Тьма необъятной бездны неба, сплошь усыпанная бриллиантовой россыпью играющих огней, так убедительно и доверительно нашептывала о чем-то неизмеримо большем. Нельзя было, созерцая, не думать о величии, животворности существующего, до глубины сокровенного, щемящего и увлекающего романтичной далью звезд, которые, мигая ежесекундно, завлекают доверчивые думы к себе, в загадочные, полные таинства пространства.
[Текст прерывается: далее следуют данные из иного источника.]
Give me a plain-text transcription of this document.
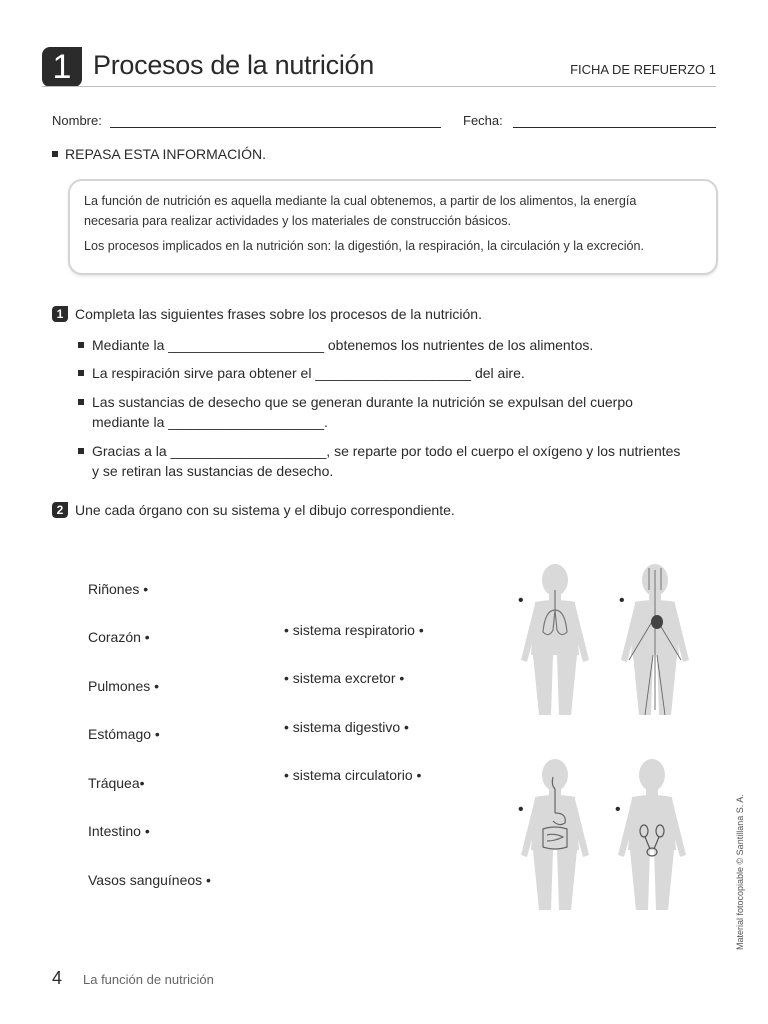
1 Procesos de la nutrición	FICHA DE REFUERZO 1
Nombre:	Fecha:
REPASA ESTA INFORMACIÓN.
La función de nutrición es aquella mediante la cual obtenemos, a partir de los alimentos, la energía
necesaria para realizar actividades y los materiales de construcción básicos.
Los procesos implicados en la nutrición son: la digestión, la respiración, la circulación y la excreción.
1 Completa las siguientes frases sobre los procesos de la nutrición.
Mediante la ____________________ obtenemos los nutrientes de los alimentos.
La respiración sirve para obtener el ____________________ del aire.
Las sustancias de desecho que se generan durante la nutrición se expulsan del cuerpo
mediante la ____________________.
Gracias a la ____________________, se reparte por todo el cuerpo el oxígeno y los nutrientes
y se retiran las sustancias de desecho.
2 Une cada órgano con su sistema y el dibujo correspondiente.
Riñones •
Corazón •
Pulmones •
Estómago •
Tráquea•
Intestino •
Vasos sanguíneos •
• sistema respiratorio •
• sistema excretor •
• sistema digestivo •
• sistema circulatorio •
•	•
•	•	Material fotocopiable © Santillana S. A.
4 La función de nutrición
Там, представлялось, не может существовать ни ложь, ни обида, ни злобный оскал враждебных лиц. Казалось, будто здешняя местность сознательно существует для душевного покоя, философских побуждений, созерцания души пространства в своем изначально существующем единении. Только ночь, ничем не отвлекаемая, дает глубину, широту всеохватывающей, сильной воображениями мысли. Каждый задумчивый, меланхоличный момент бытия отодвигает яркие краски жизни, повседневной радости, дает простор для объемного представления существующего, критического анализа наболевшего. Ничто не мешает здесь надолго уйти в себя, в свои мысли и пребывать в них до тех пор, пока не прояснится твой разум, не окрепнет дух личными решениями.